Car theft caught on video shows high-tech thieves stealing Lexus in seconds
People are using radio frequency amplifiers to steal cars, police say
Toronto police are warning car owners about a rash of thefts of newer vehicles equipped with keyless FOBs in Scarborough.
One such "relay theft," as they are known, took place in the area on June 30 and was caught on home surveillance video. Police released video of the incident this week.
In the video, one suspect can be seen pulling out a sensor attached to a computer inside a backpack while standing outside the front door of a house.
The device, which is called a frequency amplifier, increases the range of a car's FOB, police say.
The amplifier then boosts the FOB's frequency to the second suspect's phone as they wait by the Lexus in the driveway. That allows them to fool the car's operating system into recognizing the phone as the FOB, unlock the door, and drive away, police say.
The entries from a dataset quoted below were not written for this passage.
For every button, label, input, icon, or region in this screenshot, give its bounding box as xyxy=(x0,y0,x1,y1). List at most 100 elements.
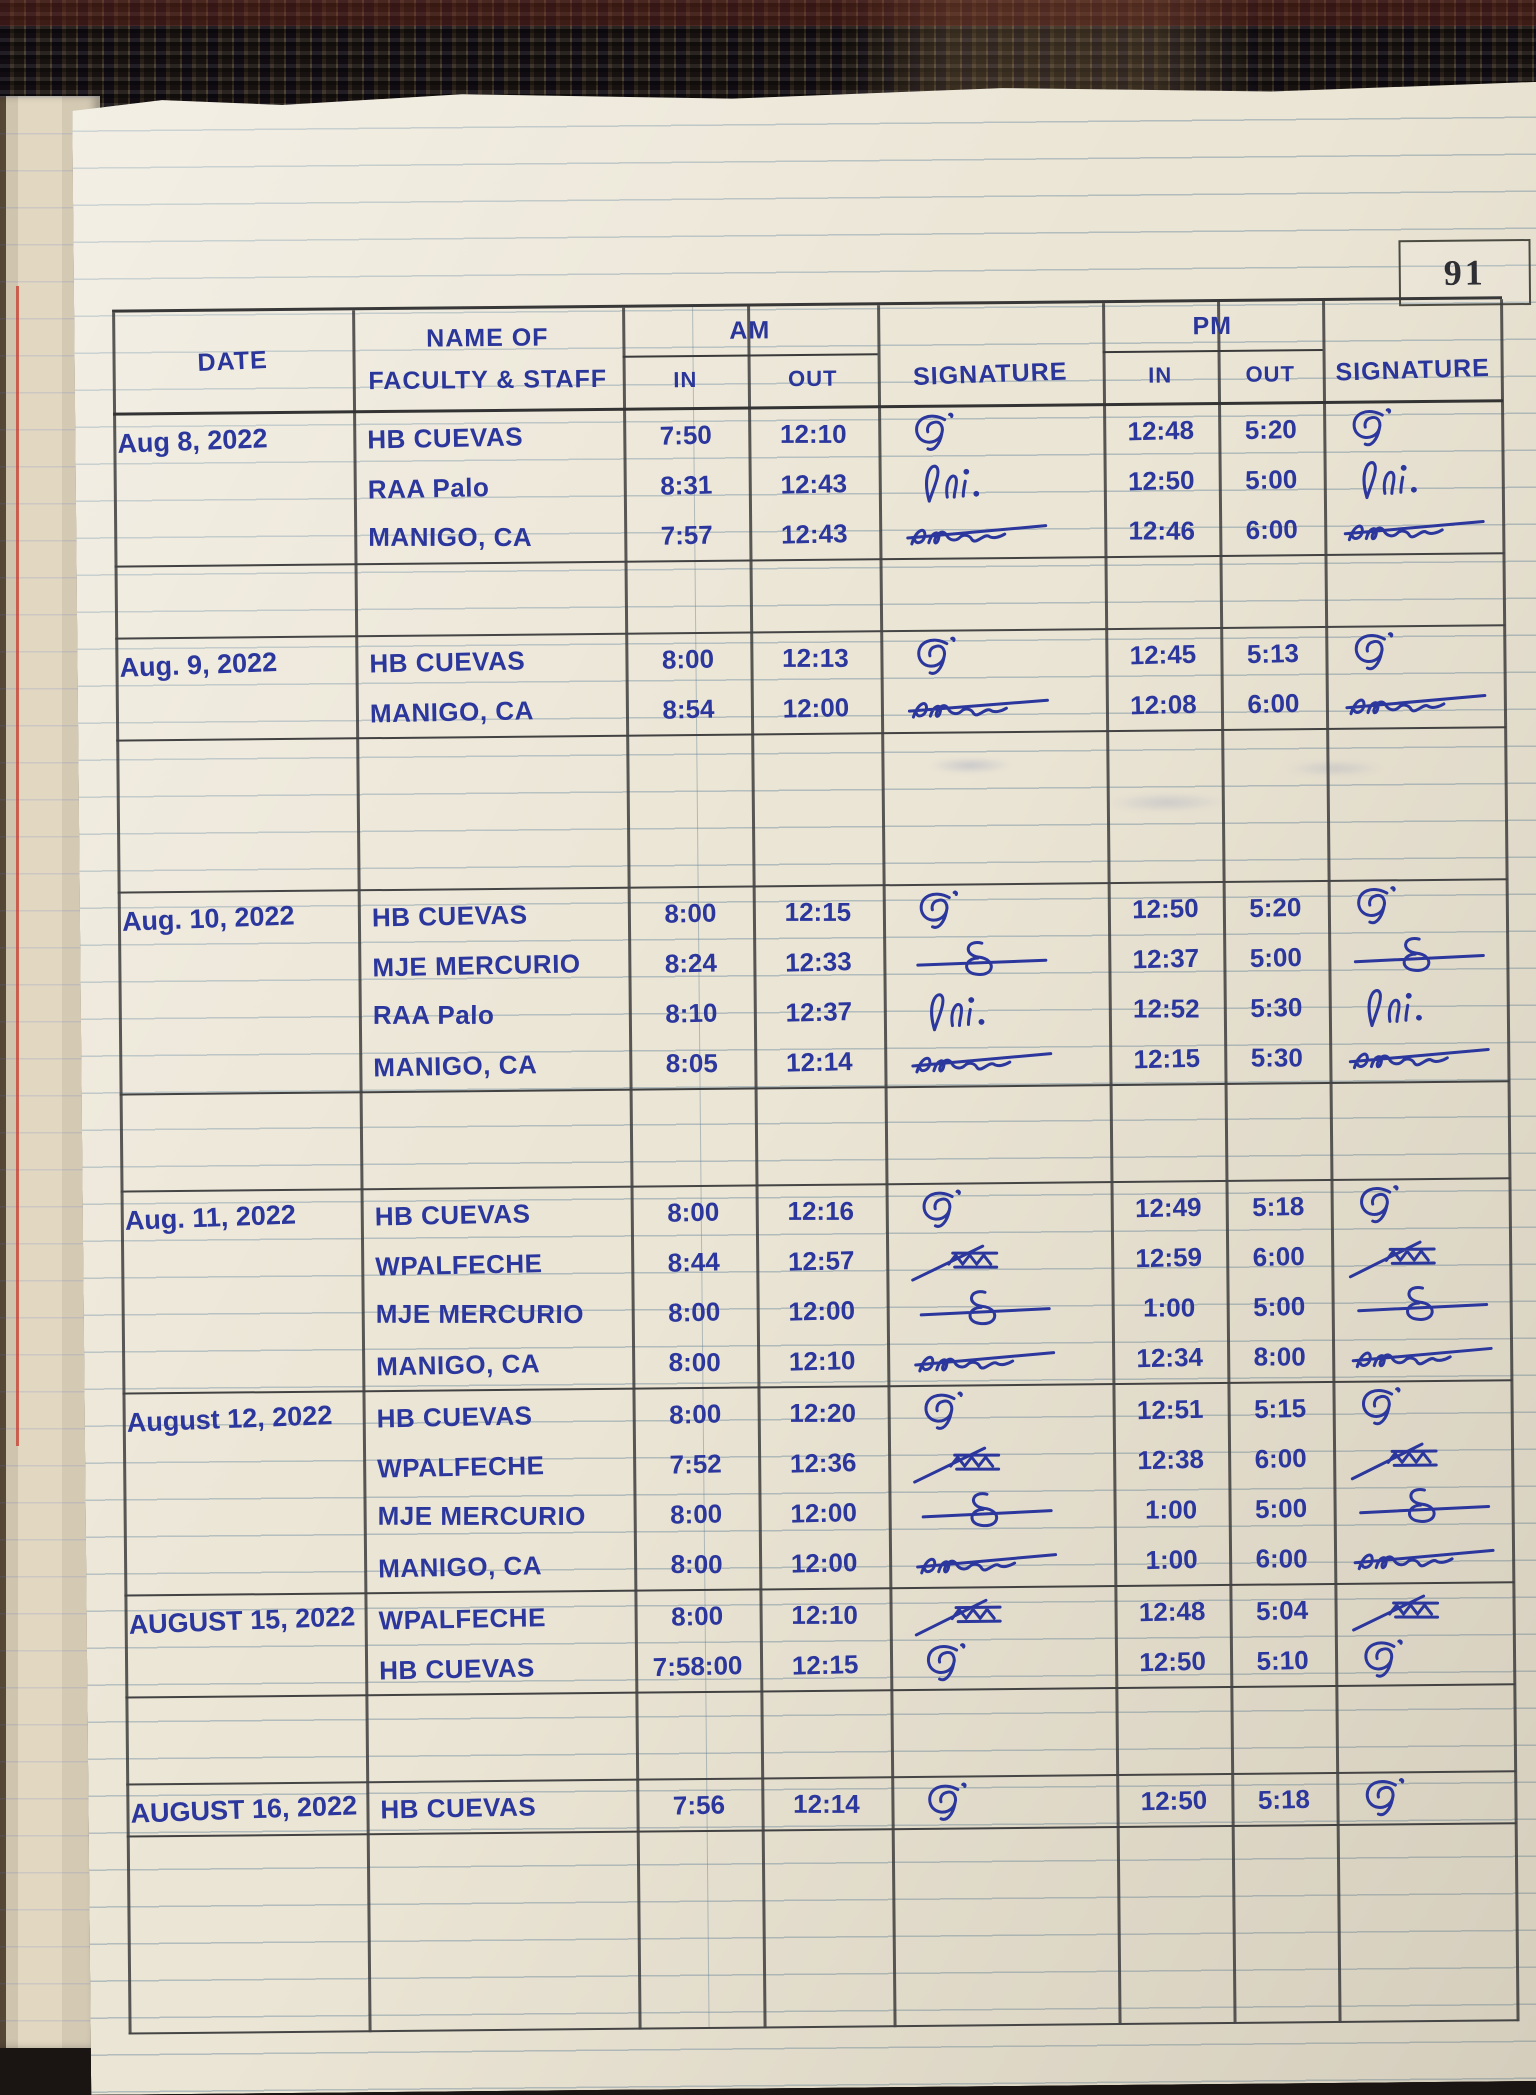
pm-out: 5:30 xyxy=(1249,991,1303,1024)
date-block: Aug. 11, 2022 HB CUEVAS 8:00 12:16 12:49 5:18… xyxy=(121,1179,1513,1394)
am-out: 12:10 xyxy=(788,1345,856,1377)
signature-scribble xyxy=(884,1036,1079,1084)
am-out: 12:37 xyxy=(785,996,853,1028)
signature-scribble xyxy=(1331,1182,1511,1228)
pm-in: 12:48 xyxy=(1138,1595,1206,1628)
empty-rows xyxy=(115,554,1506,639)
signature-scribble xyxy=(889,1537,1084,1585)
header-am: AM xyxy=(622,305,877,357)
am-in: 7:57 xyxy=(660,519,714,551)
am-in: 7:58:00 xyxy=(652,1650,743,1683)
pm-out: 5:00 xyxy=(1254,1492,1308,1525)
signature-scribble xyxy=(1328,883,1508,929)
pm-in: 12:50 xyxy=(1138,1645,1207,1678)
pm-in: 12:45 xyxy=(1129,638,1197,671)
empty-rows xyxy=(127,1824,1519,2034)
pm-in: 12:37 xyxy=(1132,942,1200,975)
am-in: 8:00 xyxy=(664,897,717,929)
attendance-table: DATE NAME OF FACULTY & STAFF AM IN OUT S… xyxy=(112,296,1518,2034)
am-sig-cuevas xyxy=(891,1776,1116,1828)
name: MANIGO, CA xyxy=(369,695,535,729)
am-sig-alfeche xyxy=(888,1436,1113,1486)
header-date: DATE xyxy=(196,345,269,378)
logbook-page: 91 DATE NAME OF FACULTY & STAFF AM IN OU… xyxy=(72,81,1536,2095)
name: HB CUEVAS xyxy=(367,421,524,455)
am-sig-palo xyxy=(879,457,1104,507)
name: MANIGO, CA xyxy=(375,1348,541,1382)
pm-out: 5:18 xyxy=(1251,1190,1305,1223)
name: HB CUEVAS xyxy=(378,1652,536,1686)
red-margin-line xyxy=(16,286,19,1446)
name: RAA Palo xyxy=(372,999,495,1030)
am-sig-alfeche xyxy=(886,1234,1111,1284)
pm-in: 12:48 xyxy=(1127,414,1195,447)
date-block: August 12, 2022 HB CUEVAS 8:00 12:20 12:51 5:… xyxy=(122,1381,1514,1596)
pm-in: 12:49 xyxy=(1134,1191,1202,1224)
date-block: Aug. 9, 2022 HB CUEVAS 8:00 12:13 12:45 5:13 M… xyxy=(115,626,1506,741)
am-out: 12:15 xyxy=(791,1649,859,1681)
name: HB CUEVAS xyxy=(380,1791,537,1825)
pm-out: 5:15 xyxy=(1253,1392,1307,1425)
date-label: Aug. 11, 2022 xyxy=(124,1199,297,1236)
am-in: 8:10 xyxy=(664,997,718,1029)
am-sig-cuevas xyxy=(886,1183,1111,1235)
am-sig-alfeche xyxy=(889,1587,1114,1639)
am-out: 12:43 xyxy=(780,468,848,500)
am-out: 12:15 xyxy=(784,896,852,927)
header-am-out: OUT xyxy=(787,365,838,392)
signature-scribble xyxy=(1334,1533,1514,1581)
am-sig-cuevas xyxy=(878,406,1103,458)
header-name-line2: FACULTY & STAFF xyxy=(368,364,608,396)
am-in: 7:52 xyxy=(669,1448,723,1480)
empty-rows xyxy=(125,1685,1516,1785)
pm-sig-cuevas xyxy=(1331,1180,1511,1230)
pm-sig-palo xyxy=(1329,980,1509,1032)
signature-scribble xyxy=(1331,1281,1511,1329)
table-header: DATE NAME OF FACULTY & STAFF AM IN OUT S… xyxy=(112,299,1503,415)
signature-scribble xyxy=(1335,1586,1515,1632)
am-in: 8:00 xyxy=(670,1549,723,1580)
date-label: AUGUST 16, 2022 xyxy=(129,1790,358,1829)
pm-in: 12:15 xyxy=(1133,1042,1201,1075)
pm-in: 12:50 xyxy=(1127,464,1195,497)
pm-out: 6:00 xyxy=(1252,1240,1306,1273)
am-in: 8:00 xyxy=(668,1347,721,1378)
pm-in: 1:00 xyxy=(1143,1292,1196,1323)
pm-in: 12:50 xyxy=(1131,892,1199,925)
date-block: AUGUST 15, 2022 WPALFECHE 8:00 12:10 12:48 5:… xyxy=(124,1583,1515,1698)
signature-scribble xyxy=(1333,1433,1513,1481)
signature-scribble xyxy=(1329,982,1509,1030)
am-out: 12:00 xyxy=(788,1295,856,1327)
pm-out: 5:00 xyxy=(1249,941,1303,974)
signature-scribble xyxy=(1335,1635,1515,1683)
date-label: Aug. 10, 2022 xyxy=(121,900,296,937)
am-in: 8:24 xyxy=(664,947,718,979)
signature-scribble xyxy=(1336,1775,1516,1821)
signature-scribble xyxy=(891,1778,1086,1826)
signature-scribble xyxy=(886,1285,1081,1333)
pm-out: 5:18 xyxy=(1257,1783,1311,1816)
pm-in: 12:34 xyxy=(1136,1341,1204,1374)
am-in: 7:56 xyxy=(672,1789,726,1821)
header-pm-in: IN xyxy=(1148,362,1173,388)
signature-scribble xyxy=(1323,405,1503,451)
name: MANIGO, CA xyxy=(368,521,533,552)
signature-scribble xyxy=(888,1487,1083,1535)
date-label: August 12, 2022 xyxy=(126,1400,333,1438)
signature-scribble xyxy=(1325,629,1505,675)
signature-scribble xyxy=(880,632,1075,680)
name: HB CUEVAS xyxy=(369,645,526,679)
header-pm: PM xyxy=(1102,301,1322,353)
am-out: 12:36 xyxy=(789,1447,857,1479)
am-out: 12:10 xyxy=(791,1599,858,1630)
pm-in: 12:52 xyxy=(1133,993,1200,1024)
name: WPALFECHE xyxy=(378,1602,547,1636)
am-sig-mercurio xyxy=(888,1485,1113,1537)
pm-sig-cuevas xyxy=(1335,1633,1515,1685)
pm-out: 6:00 xyxy=(1247,687,1300,720)
am-in: 7:50 xyxy=(659,419,713,451)
pm-out: 6:00 xyxy=(1255,1543,1308,1574)
pm-out: 5:30 xyxy=(1250,1042,1303,1073)
header-name-line1: NAME OF xyxy=(426,323,549,353)
pm-in: 12:38 xyxy=(1137,1443,1205,1476)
High tech car thefts increasing
According to Toronto Police data, the number of vehicle thefts in the city have been increasing by the hundreds year over year. So far in 2020 there have been 2,760.
As theft numbers go up, the police success rate in retrieving stolen vehicles has gone down.
"Around this time last year we would be finding 66 per cent of the cars stolen and currently we're retrieving about 50 per cent of the cars that are stolen," Toronto Police Insp. Jim Gotell told CBC News.
The longer the vehicles are missing, the more likely it is that they are being shipped overseas for big money, he said.
"When we find the cars they're usually used in another crime such as a robbery and then abandoned," Gotell explained.
"When we don't find a car that indicates to us there's a certain level of sophistication here and that car is likely going to be shipped overseas."
Police say they haven't immediately found the Lexus seen in the video they released.
Gotell advises that to protect themselves, people should park their vehicle in a garage if possible, and put key FOBs in a signal blocking case like a Faraday cage. He also suggests keeping car keys far away from your front door.
"A wireless key fob has a very short range of signal transmissions and the further it is from the front door, the less likely the signal is to be picked up by someone trying to steal your car," he said.